Answer
$8.33\times 10^{103}$ $years$
Work Step by Step
The number of protons striking the potential energy barrier per second is
$n=\frac{I}{q}$ ........................$(1)$,
where $q$ is the charge of proton.
Substituting the given value $I=1000$ $A$ in eq. $(1)$, we get
$n=\frac{1000}{1.6\times 10^{-19}}$ $s^{-1}$
or, $n=6.25\times 10^{21}$ $s^{-1}$
Let, $N_{I}$ number of protons strikes the potential barrier in time $t$.
Thus, $N_{I}=nt$ ........................$(2)$
If $T$ be the transmission coefficient, then the number of protons transmitted is given by
$N_{T}=TN_{I}$
Substituting eq. $(2)$, we get
$N_{T}=Tnt$ ........................$(3)$
If we consider that $t_{1}$ is the waiting time for which the one proton will be transmitted.
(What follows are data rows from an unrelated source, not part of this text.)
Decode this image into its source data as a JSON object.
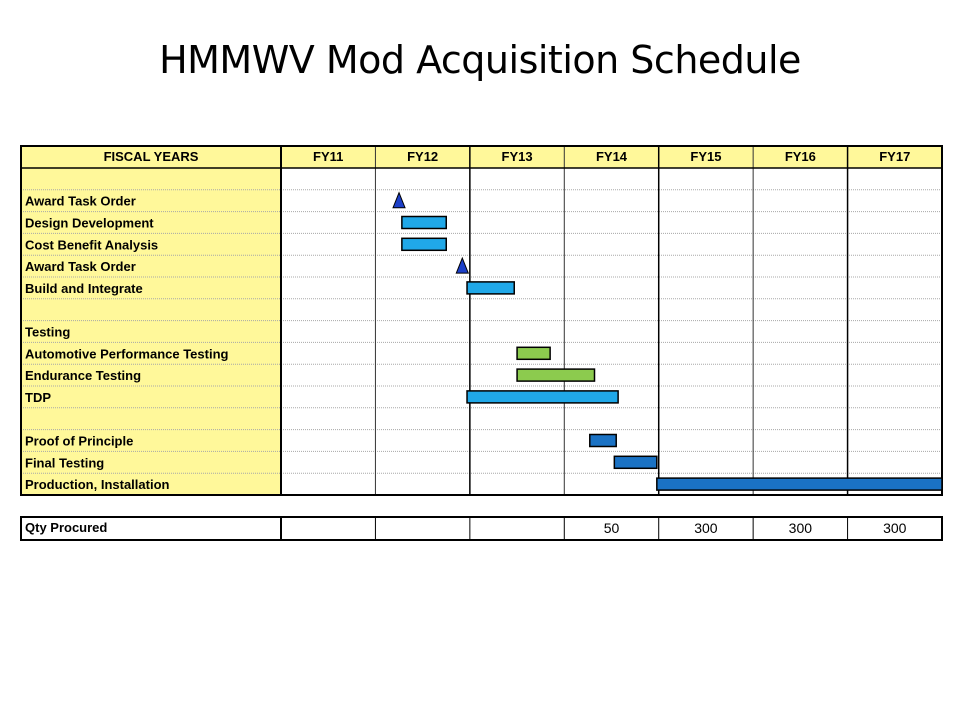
{
  "title": "HMMWV Mod Acquisition Schedule",
  "chart_data": {
    "type": "gantt",
    "header_label": "FISCAL YEARS",
    "fiscal_years": [
      "FY11",
      "FY12",
      "FY13",
      "FY14",
      "FY15",
      "FY16",
      "FY17"
    ],
    "x_range": [
      2011,
      2018
    ],
    "rows": [
      {
        "label": ""
      },
      {
        "label": "Award Task Order",
        "milestone": 2012.25
      },
      {
        "label": "Design Development",
        "bar": {
          "start": 2012.28,
          "end": 2012.75,
          "color": "#20a8e8"
        }
      },
      {
        "label": "Cost Benefit Analysis",
        "bar": {
          "start": 2012.28,
          "end": 2012.75,
          "color": "#20a8e8"
        }
      },
      {
        "label": "Award Task Order",
        "milestone": 2012.92
      },
      {
        "label": "Build and Integrate",
        "bar": {
          "start": 2012.97,
          "end": 2013.47,
          "color": "#20a8e8"
        }
      },
      {
        "label": ""
      },
      {
        "label": "Testing"
      },
      {
        "label": "Automotive Performance Testing",
        "bar": {
          "start": 2013.5,
          "end": 2013.85,
          "color": "#8ccb4e"
        }
      },
      {
        "label": "Endurance Testing",
        "bar": {
          "start": 2013.5,
          "end": 2014.32,
          "color": "#8ccb4e"
        }
      },
      {
        "label": "TDP",
        "bar": {
          "start": 2012.97,
          "end": 2014.57,
          "color": "#20a8e8"
        }
      },
      {
        "label": ""
      },
      {
        "label": "Proof of Principle",
        "bar": {
          "start": 2014.27,
          "end": 2014.55,
          "color": "#1a72c4"
        }
      },
      {
        "label": "Final Testing",
        "bar": {
          "start": 2014.53,
          "end": 2014.98,
          "color": "#1a72c4"
        }
      },
      {
        "label": "Production, Installation",
        "bar": {
          "start": 2014.98,
          "end": 2018.0,
          "color": "#1a72c4"
        }
      }
    ],
    "qty_row": {
      "label": "Qty Procured",
      "values": [
        "",
        "",
        "",
        "50",
        "300",
        "300",
        "300"
      ]
    },
    "colors": {
      "label_bg": "#fff89a",
      "header_bg": "#fff89a",
      "milestone": "#1c3fc8",
      "grid": "#a8a8a8"
    }
  }
}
Now eq. $(3)$ becomes
$1=Tnt_{1}$
or, $t_{1}=\frac{1}{nT}$ ........................$(4)$
Now, the probability that a proton of mass $m$ and energy $E$ will tunnel through a barrier of height $U_{b}$ and thickness $L$ is
given by the transmission coefficient $T$
$T\approx e^{-2bL}$, ..............................$(5)$
where $b=\sqrt {\frac{8\pi^2m(U_{b}-E)}{h^2}}$ ..............................$(6)$
Given, $E=5.0$ $eV$, $U_{b}=6.0$ $eV$$L=0.70$ $nm$ $=7\times 10^{-10}$ $m$
Substituting the above values in equation $6$, we get
$b=\sqrt {\frac{8\times\pi^2\times 1.67\times 10^{-27}\times(6-5)\times1.6\times 10^{-19}}{(6.63\times 10^{-34})^2}}$
or, $b\approx 2.191\times 10^{11}$ $m^{-1}$
The (dimensionless) quantity $2bL$ is then
$2bL=2\times (2.191\times 10^{11})\times (7\times 10^{-10})\approx 306.74$
and, from the equation $1$, the transmission coefficient is
$T\approx e^{-2bL}= e^{-306.74}=6.0885\times 10^{-134}$
Thus, from eq. $(4)$, we get
$t_{1}=\frac{1}{6.25\times 10^{21}\times6.0885\times 10^{-134}}$ $s$
or,$t_{1}=2.628\times 10^{111}$ $s$
or, $t_{1}=8.33\times 10^{103}$ $years$
Therefore, we have to wait $8.33\times 10^{103}$ $years$ for one proton to be transmitted.